The holiday season is here and many employees are looking forward to time off work. As a company, though, do you know what the legal requirements are for paying employees when they’re not at work?
When it comes to paying workers for holidays, the answer is simple: there are no federal or state laws that require you to pay people for time they haven’t spent working. The Department of Labor explains quite simply that “the Fair Labor Standards Act (FLSA) does not require payment for time not worked.” As such, any day taken as a holiday, be it Thanksgiving, New Year’s Day, or a religious holiday, can be considered unpaid time off. However, many companies do choose to pay their workers for some or all holidays – and it’s important to have a written agreement between employer and employee setting out exactly what the policy is.
The federal government recognizes ten holidays on which federal employees are not required to work. Many businesses take their lead from this, and offer some or all of these days as paid time off (PTO). The days are as follows:
- New Year’s Day (January 1)
- Birthday of Martin Luther King, Jr. (Third Monday in January)
- Washington’s Birthday (Third Monday in February)
- Memorial Day (Last Monday in May)
- Independence Day (July 4)
- Labor Day (First Monday in September)
- Columbus Day (Second Monday in October)
- Veterans Day (November 11)
- Thanksgiving Day (Fourth Thursday in November)
- Christmas Day (December 25)
At times, employees may require time off work to fulfill certain religious obligations. Title VII of the Civil Rights Act requires employers to accommodate these workers unless doing so would constitute undue hardship. In practice, “reasonable accommodations” can be as simple as allowing employees to use regular paid time off (such as personal or sick days) to fulfill their religious duties. If the employee doesn’t have any PTO days left, allowing them to take an unpaid day is perfectly acceptable. As with secular holidays, you do not have to pay an employee for taking a religious holiday.

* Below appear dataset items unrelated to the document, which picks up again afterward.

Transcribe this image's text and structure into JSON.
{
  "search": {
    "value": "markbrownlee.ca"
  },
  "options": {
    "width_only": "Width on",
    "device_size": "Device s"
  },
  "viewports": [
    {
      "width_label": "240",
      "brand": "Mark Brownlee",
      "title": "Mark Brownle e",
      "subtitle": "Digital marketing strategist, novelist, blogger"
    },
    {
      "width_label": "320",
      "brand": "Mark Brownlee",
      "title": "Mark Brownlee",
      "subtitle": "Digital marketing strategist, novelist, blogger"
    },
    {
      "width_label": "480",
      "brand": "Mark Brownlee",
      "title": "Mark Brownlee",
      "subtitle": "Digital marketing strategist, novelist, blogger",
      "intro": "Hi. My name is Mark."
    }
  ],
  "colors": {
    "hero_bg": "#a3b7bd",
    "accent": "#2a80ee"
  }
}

Time off, even if it is paid, does not have to count when calculating overtime. So, if an employee works 40 hours in a week (the threshold at which federal law requires overtime pay wages be paid) and takes a paid day off, no overtime pay is owed by the employer.
Realistically, most employers offer some paid holidays every year. A company that offers no paid time off may be putting itself at a serious disadvantage. It’s also worth noting that a potential new law, the Paid Vacation Act, was introduced in May and referred to the House Committee on Education and the Workforce. In August, Forbes reported that:
“The ‘Paid Vacation Act’ (H.R. 2096) would be the first piece of legislation to provide paid vacation time under federal law and would bring the U.S. in line with other industrialized nations, [Congressman Alan] Grayson’s office noted.
- Companies with more than 100 employees would be required to provide one week of paid annual leave to full-time employees.
- Part-time workers who are employed for one year and work at least 25 hours per-week would also be covered.
- Three years after the bill takes effect, employers with more than 100 employees would offer two weeks of vacation leave, while those with 50 or fewer employees would offer one week of paid leave.”
It would mean a big change for the U.S. working world – but for now it remains only an idea.